Anı yaşamak önemlidir: sahip olduğumuz tek şey bu!

'Carpe Diem'in ve anı yaşamanın önemi

Tüm bu süreci anladıktan sonra, başlama zamanı sadece bir pandemide değil, bize yardımcı olabilecek en iyi mekanizmaları uygulamaya koymak, ama hayatımızın geri kalanında. İlk şey, zihnin odağını şimdiki ana odaklamayı öğrenecek stratejileri edinmektir. "Günlük olarak çalışabiliyorsanız, kişisel faydalar çok olumlu", klinik psikolog Alejandro Pereira yorumluyor.

“Bu nedenle 'şimdi ve burada' yaşamak ve çalışmak çok önemli, çünkü gerçekten sahip olduğumuz ve bildiğimiz tek şey bu. Ve bizi kontrol etmek isteyen, kontrol edilemeyen ve öngörülemeyen bu müdahaleci düşüncelere karşı savaşmak için çaba göstermeliyiz." Ekle.

"Bu yerleşik hayatta kalma mekanizmasını anlamak bir şey ve bunu anlamak başka bir şey. bizler de rasyonel hayvanlarız ve bu nedenle mantıklı olmayan düşünceleri seçebiliriz. ve onları daha gerçekçi ve nesnel düşünceler için değiştirin”, diye ekliyor Judith Viudes.

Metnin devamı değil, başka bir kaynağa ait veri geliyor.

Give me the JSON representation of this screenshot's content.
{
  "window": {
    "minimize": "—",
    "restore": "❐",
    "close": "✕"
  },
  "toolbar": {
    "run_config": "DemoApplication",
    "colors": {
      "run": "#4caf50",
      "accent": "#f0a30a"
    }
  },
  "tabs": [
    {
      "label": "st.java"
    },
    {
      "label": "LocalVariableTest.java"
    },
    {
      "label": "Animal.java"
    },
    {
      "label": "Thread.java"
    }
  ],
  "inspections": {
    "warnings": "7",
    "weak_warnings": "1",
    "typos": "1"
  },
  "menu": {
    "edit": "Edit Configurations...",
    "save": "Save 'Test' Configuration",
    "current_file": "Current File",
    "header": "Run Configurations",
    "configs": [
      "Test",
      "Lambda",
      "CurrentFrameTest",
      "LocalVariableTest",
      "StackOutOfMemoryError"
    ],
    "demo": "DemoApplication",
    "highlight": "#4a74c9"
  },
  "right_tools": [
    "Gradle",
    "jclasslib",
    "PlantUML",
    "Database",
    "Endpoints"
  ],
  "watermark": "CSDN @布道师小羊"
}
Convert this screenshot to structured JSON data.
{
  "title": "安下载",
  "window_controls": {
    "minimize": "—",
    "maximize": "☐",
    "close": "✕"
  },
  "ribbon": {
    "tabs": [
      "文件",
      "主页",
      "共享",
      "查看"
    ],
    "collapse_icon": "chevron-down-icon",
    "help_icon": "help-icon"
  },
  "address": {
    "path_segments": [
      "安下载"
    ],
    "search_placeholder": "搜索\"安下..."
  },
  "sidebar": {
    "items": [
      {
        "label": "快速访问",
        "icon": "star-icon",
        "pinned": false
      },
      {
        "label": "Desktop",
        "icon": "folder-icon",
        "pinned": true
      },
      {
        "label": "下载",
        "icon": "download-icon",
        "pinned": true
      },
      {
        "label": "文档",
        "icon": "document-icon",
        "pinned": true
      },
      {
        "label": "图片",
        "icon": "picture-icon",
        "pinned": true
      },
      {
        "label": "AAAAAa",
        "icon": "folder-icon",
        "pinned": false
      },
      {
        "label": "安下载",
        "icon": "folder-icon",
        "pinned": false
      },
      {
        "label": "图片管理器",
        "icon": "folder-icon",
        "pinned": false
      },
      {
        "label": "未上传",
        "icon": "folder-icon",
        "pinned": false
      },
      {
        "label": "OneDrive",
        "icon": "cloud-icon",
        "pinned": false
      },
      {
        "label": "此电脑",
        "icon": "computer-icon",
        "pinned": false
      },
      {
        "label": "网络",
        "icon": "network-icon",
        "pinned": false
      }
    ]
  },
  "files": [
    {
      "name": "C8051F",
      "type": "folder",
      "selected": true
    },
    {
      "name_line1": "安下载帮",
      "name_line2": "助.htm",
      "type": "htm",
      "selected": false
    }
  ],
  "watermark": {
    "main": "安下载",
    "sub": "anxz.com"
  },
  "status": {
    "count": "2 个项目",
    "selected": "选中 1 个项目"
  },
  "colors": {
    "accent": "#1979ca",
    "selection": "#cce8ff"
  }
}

Bir nefes alın farkındalık pratiği yapın

Mola verin: farkındalık uygulayın.

Her iki profesyonel de **en azından aşağıdaki seçeneklerle ruh sağlığımızı beslemeyi önermektedir:**

- Dikkat egzersizi yapın, dayalı psikolojik bir kavramdır. şimdiki zamanda dikkat ve farkındalık konsantrasyonu. Judith Viudes, "Bu yönün hem fiziksel hem de zihinsel sağlığımız üzerinde olumlu bir etkisi olacak" diyor.

- Dengeli beslenin ve fiziksel egzersiz yapın, endişemizi yatıştırmak ve daha iyi bir gece uykusu çekmek için ideal.

-Her gün yapmalıyız kendi yararına ve kendi yararına yapılan en az bir şeyi yapmak. Bunlar öz bakıma dönüşecekti. “Dışarıda ne kadar fırtına varsa, içeri o kadar sakin girmeliyiz”, Alejandro Pereira'ya garanti veriyor.

- Talep seviyelerinin düşürülmesi de hayati önem taşımaktadır. Kendimize karşı ne kadar anlayışlı olursak, şu anda neler olduğuna o kadar fazla odaklanabiliriz. “Beynimizin hayatta kalmak için sahip olmak istediği kontrol hissi, her zaman en olumsuz gelecek senaryolarını düşünmesini sağlar. onlardan uzaklaşmak için şimdiki zamanda harekete geçmek amacı ile. Bu doğal süreç, doğru bir şekilde anlaşıldığında, bizi birçok baş ağrısından kurtarırdı. insanlara”, diyor klinik psikolog.

başlamalı mıyız uygulamaya koymak Er?